Rosetta@home is a distributed computing project for protein structure prediction on the Berkeley Open Infrastructure for Network Computing (BOINC) platform, run by the Baker laboratory at the University of Washington. Rosetta@home also aims to predict protein-protein docking and design new proteins with the help of over 86,000 volunteered computers processing over 68 teraFLOPS on average as of September 7, 2008. Though much of the project is oriented towards basic research on improving the accuracy and robustness of the proteomics methods, Rosetta@home also does applied research on malaria, Alzheimer's disease and other pathologies.
Like all BOINC projects, Rosetta@home uses idle computer processing resources from volunteers' computers to perform calculations on individual workunits. Completed results are sent to a central project server where they are validated and assimilated into project databases. The project is cross-platform, and runs on a wide variety of hardware configurations. Users can view the progress of their individual protein structure prediction on the Rosetta@home screensaver.
In addition to disease-related research, the Rosetta@home network serves as a testing framework for new methods in structural bioinformatics. These new methods are then used in other Rosetta-based applications, like RosettaDock and the Human Proteome Folding Project, after being sufficiently developed and proven stable on Rosetta@home's large and diverse collection of volunteer computers. Two particularly important tests for the new methods developed in Rosetta@home are the Critical Assessment of Techniques for Protein Structure Prediction (CASP) and Critical Assessment of Prediction of Interactions (CAPRI) experiments, biannual experiments which evaluate the state of the art in protein structure prediction and protein-protein docking prediction, respectively. Rosetta@home consistently ranks among the foremost docking predictors, and is one of the best tertiary structure predictors available.

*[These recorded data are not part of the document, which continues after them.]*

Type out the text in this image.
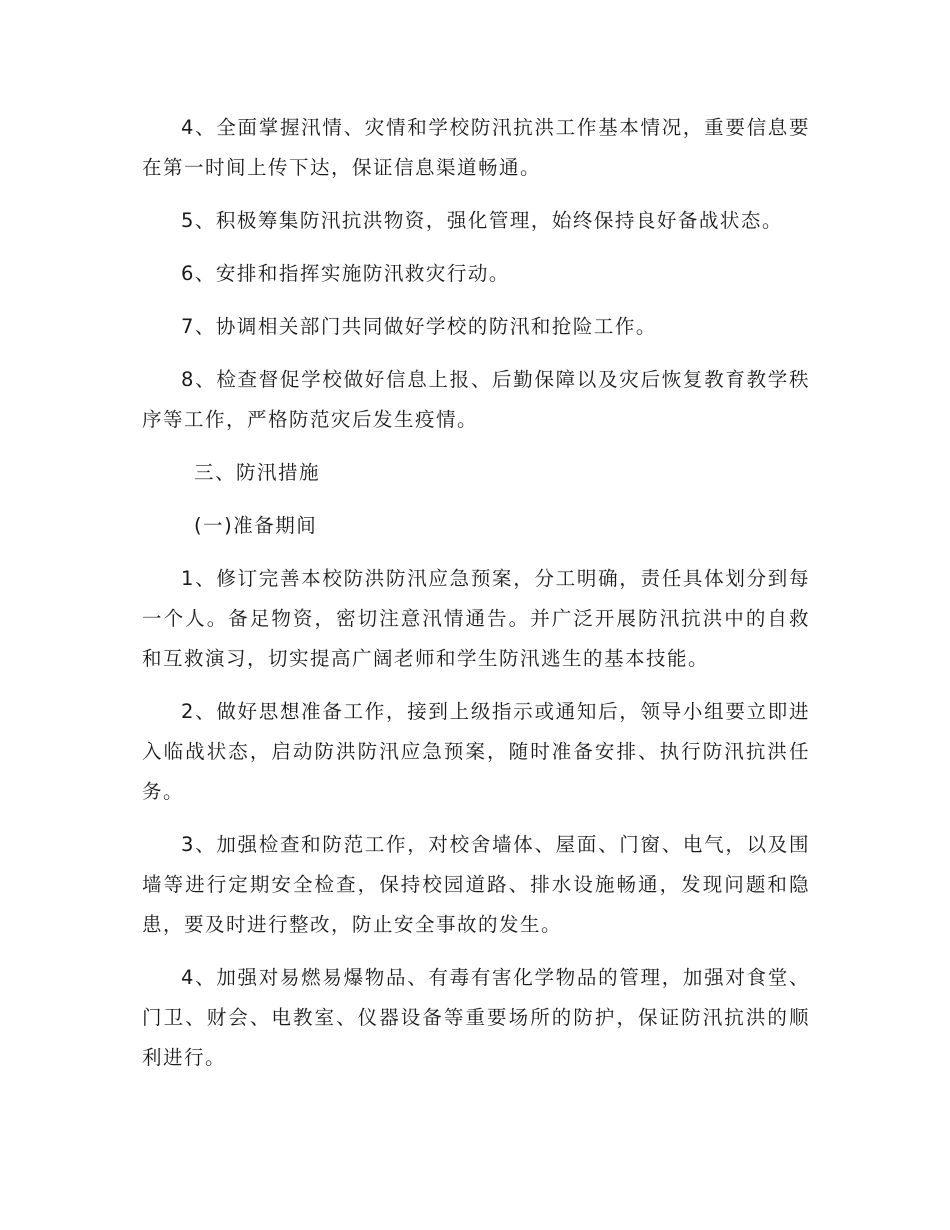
4、全面掌握汛情、灾情和学校防汛抗洪工作基本情况，重要信息要在第一时间上传下达，保证信息渠道畅通。

5、积极筹集防汛抗洪物资，强化管理，始终保持良好备战状态。

6、安排和指挥实施防汛救灾行动。

7、协调相关部门共同做好学校的防汛和抢险工作。

8、检查督促学校做好信息上报、后勤保障以及灾后恢复教育教学秩序等工作，严格防范灾后发生疫情。

三、防汛措施

(一)准备期间

1、修订完善本校防洪防汛应急预案，分工明确，责任具体划分到每一个人。备足物资，密切注意汛情通告。并广泛开展防汛抗洪中的自救和互救演习，切实提高广阔老师和学生防汛逃生的基本技能。

2、做好思想准备工作，接到上级指示或通知后，领导小组要立即进入临战状态，启动防洪防汛应急预案，随时准备安排、执行防汛抗洪任务。

3、加强检查和防范工作，对校舍墙体、屋面、门窗、电气，以及围墙等进行定期安全检查，保持校园道路、排水设施畅通，发现问题和隐患，要及时进行整改，防止安全事故的发生。

4、加强对易燃易爆物品、有毒有害化学物品的管理，加强对食堂、门卫、财会、电教室、仪器设备等重要场所的防护，保证防汛抗洪的顺利进行。
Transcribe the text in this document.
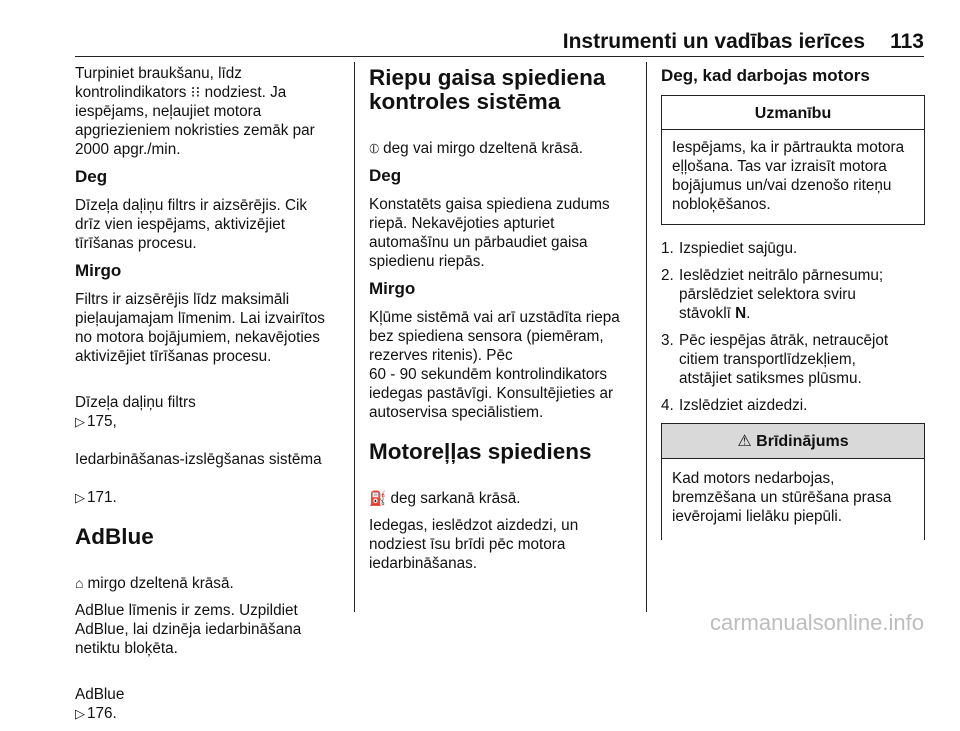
Instrumenti un vadības ierīces 113

Turpiniet braukšanu, līdz
kontrolindikators ⁝⁝ nodziest. Ja
iespējams, neļaujiet motora
apgriezieniem nokristies zemāk par
2000 apgr./min.

Deg

Dīzeļa daļiņu filtrs ir aizsērējis. Cik
drīz vien iespējams, aktivizējiet
tīrīšanas procesu.

Mirgo

Filtrs ir aizsērējis līdz maksimāli
pieļaujamajam līmenim. Lai izvairītos
no motora bojājumiem, nekavējoties
aktivizējiet tīrīšanas procesu.

Dīzeļa daļiņu filtrs
▷ 175,

Iedarbināšanas-izslēgšanas sistēma

▷ 171.

AdBlue

⌂ mirgo dzeltenā krāsā.

AdBlue līmenis ir zems. Uzpildiet
AdBlue, lai dzinēja iedarbināšana
netiktu bloķēta.

AdBlue
▷ 176.

Riepu gaisa spiediena
kontroles sistēma

⦶ deg vai mirgo dzeltenā krāsā.

Deg

Konstatēts gaisa spiediena zudums
riepā. Nekavējoties apturiet
automašīnu un pārbaudiet gaisa
spiedienu riepās.

Mirgo

Kļūme sistēmā vai arī uzstādīta riepa
bez spiediena sensora (piemēram,
rezerves ritenis). Pēc
60 - 90 sekundēm kontrolindikators
iedegas pastāvīgi. Konsultējieties ar
autoservisa speciālistiem.

Motoreļļas spiediens

⛽ deg sarkanā krāsā.

Iedegas, ieslēdzot aizdedzi, un
nodziest īsu brīdi pēc motora
iedarbināšanas.

Deg, kad darbojas motors
Uzmanību
Iespējams, ka ir pārtraukta motora
eļļošana. Tas var izraisīt motora
bojājumus un/vai dzenošo riteņu
nobloķēšanos.
1. Izspiediet sajūgu.
2. Ieslēdziet neitrālo pārnesumu;
pārslēdziet selektora sviru
stāvoklī N.
3. Pēc iespējas ātrāk, netraucējot
citiem transportlīdzekļiem,
atstājiet satiksmes plūsmu.
4. Izslēdziet aizdedzi.
⚠ Brīdinājums
Kad motors nedarbojas,
bremzēšana un stūrēšana prasa
ievērojami lielāku piepūli.
carmanualsonline.info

A primary feature of the Rosetta@home graphical user interface (GUI) is a screensaver which shows a current workunit's progress during the simulated protein folding process. In the upper-left of the current screensaver, the target protein is shown adopting different shapes (conformations) in its search for the lowest energy structure. Depicted immediately to the right is the structure of the most recently accepted. On the upper right the lowest energy conformation of the current decoy is shown; below that is the true, or native, structure of the protein if it has already been determined. Three graphs are included in the screensaver. Towards the middle of it a graph for the accept model's free energy is displayed, which fluctuates as the accepted model changes. A graph of the accepted model's root mean square deviation (RMSD), which measures how structurally similar the accepted model is to the native model, is shown far right. On the right of the accepted energy graph and below the RMSD graph, the results from these two functions are used to produce an energy vs. RMSD plot as the model is progressively refined.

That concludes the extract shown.